If approved, the Navy’s plan would increase aircraft operations at both Ault Field, the base’s main facility, and its Outlying Landing Field (OLF) in Coupeville.

Under the proposal, the Navy estimates 88,000 aircraft operations would be held annually at Ault Field, about four times as many as would be held in Coupeville, the release states.

About 24,100 aircraft operations would be held at OLF Coupeville, according to the release. Of those, 23,700 would be field carrier landing practices, which equates to about 12,000 flights.

The Navy states OLF Coupeville is vital for training because the flat, elevated terrain and lighting conditions are similar to that of an aircraft carrier.

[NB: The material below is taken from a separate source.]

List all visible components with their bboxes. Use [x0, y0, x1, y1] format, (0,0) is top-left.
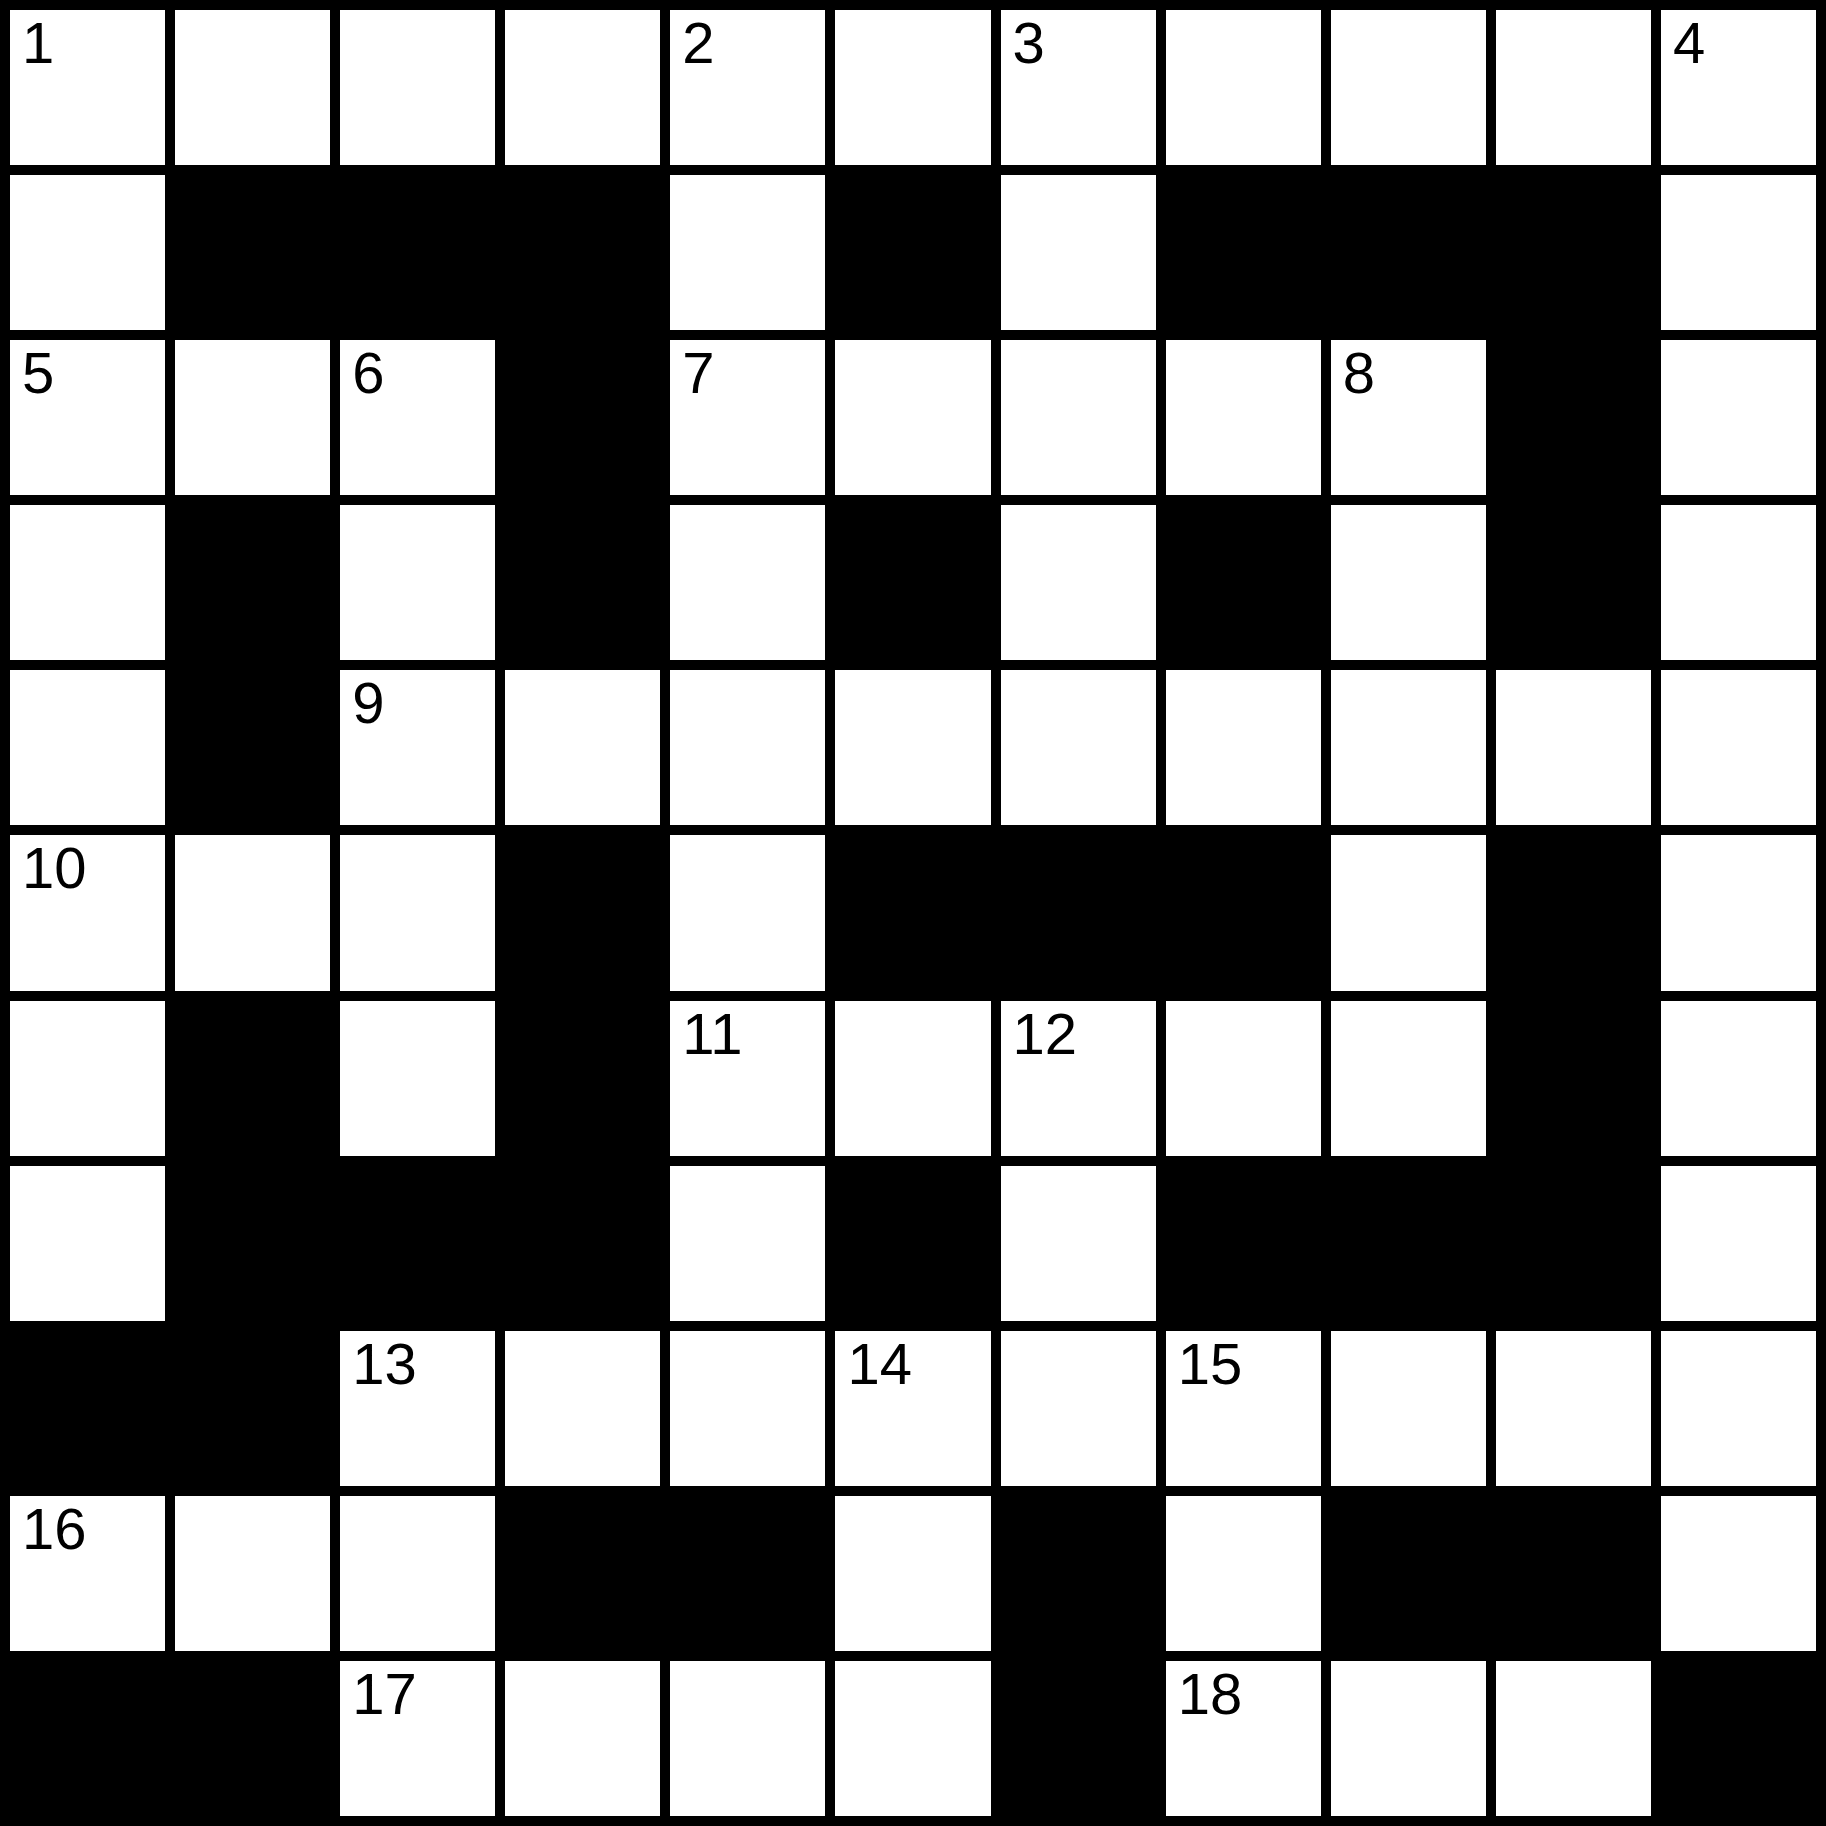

“The Outlying Landing Field is used almost exclusively for field carrier landing practices,” Brown said. “The training is much more realistic there.”

Some people and groups have complained that the Growlers are louder than the Prowlers they replaced, but the Navy has contended that the decibel levels are similar.

A "Fact Sheet" on the NAS Whidbey Island website indicates that, depending on conditions, there are times when each aircraft has been measured as louder than the other.

In a statement released Tuesday afternoon, U.S. Rep. Rick Larsen stated he was concerned with the increased use of OLF Coupeville, which he said is a “departure from the historical distribution of planes and flight patterns” at the base.

“The announcement of the Navy’s preferred alternative represents a significant increase in both flights and noise, particularly for areas around the outlying field in Coupeville,” Larsen said in the release.

The number of landing practice operations in the Navy’s preferred choice is less than what was projected in the draft EIS, Brown said, thanks in part to new landing gear that makes landing easier and decreases training needs.

“That makes the very difficult landing much easier and safer for our aviators and will reduce the current field carrier landing practices by at least 20 percent,” Brown said.

In addition, fewer pilots will be participating in the operations, further decreasing the number of landing practices from what was stated in the draft EIS, Brown said.

The Navy’s findings state there will be no direct adverse effects due to construction, demolition or airfield operations. The Navy also indicates there will be no indirect adverse effects due to noise-induced vibration, according to the Monday release.

It has, however, determined there would be an indirect adverse impact to the Central Whidbey Island Historic District.

In his release, Larsen said he would be demanding answers from the Navy on why and how this plan was chosen as the preferred plan.

“I will be asking why less extreme distributions were rejected, if the Navy is willing to commit to mitigation efforts and specifics on how the Navy conducted its noise monitoring,” he said.

The draft EIS contained options as to how aircraft operations would be distributed between Ault Field and OLF Coupeville and whether to increase the number of Growlers at the base by 36, 35 or none.

During the draft EIS process, Brown said, the Navy received more than 4,300 public comments, which it used to shape its final EIS.

The final EIS is expected to be released later this summer or early fall, Brown said, during which the public will be able to view it, but not comment on it.

Secretary of the Navy Richard V. Spencer, or his representative, will then have 30 days to make a decision.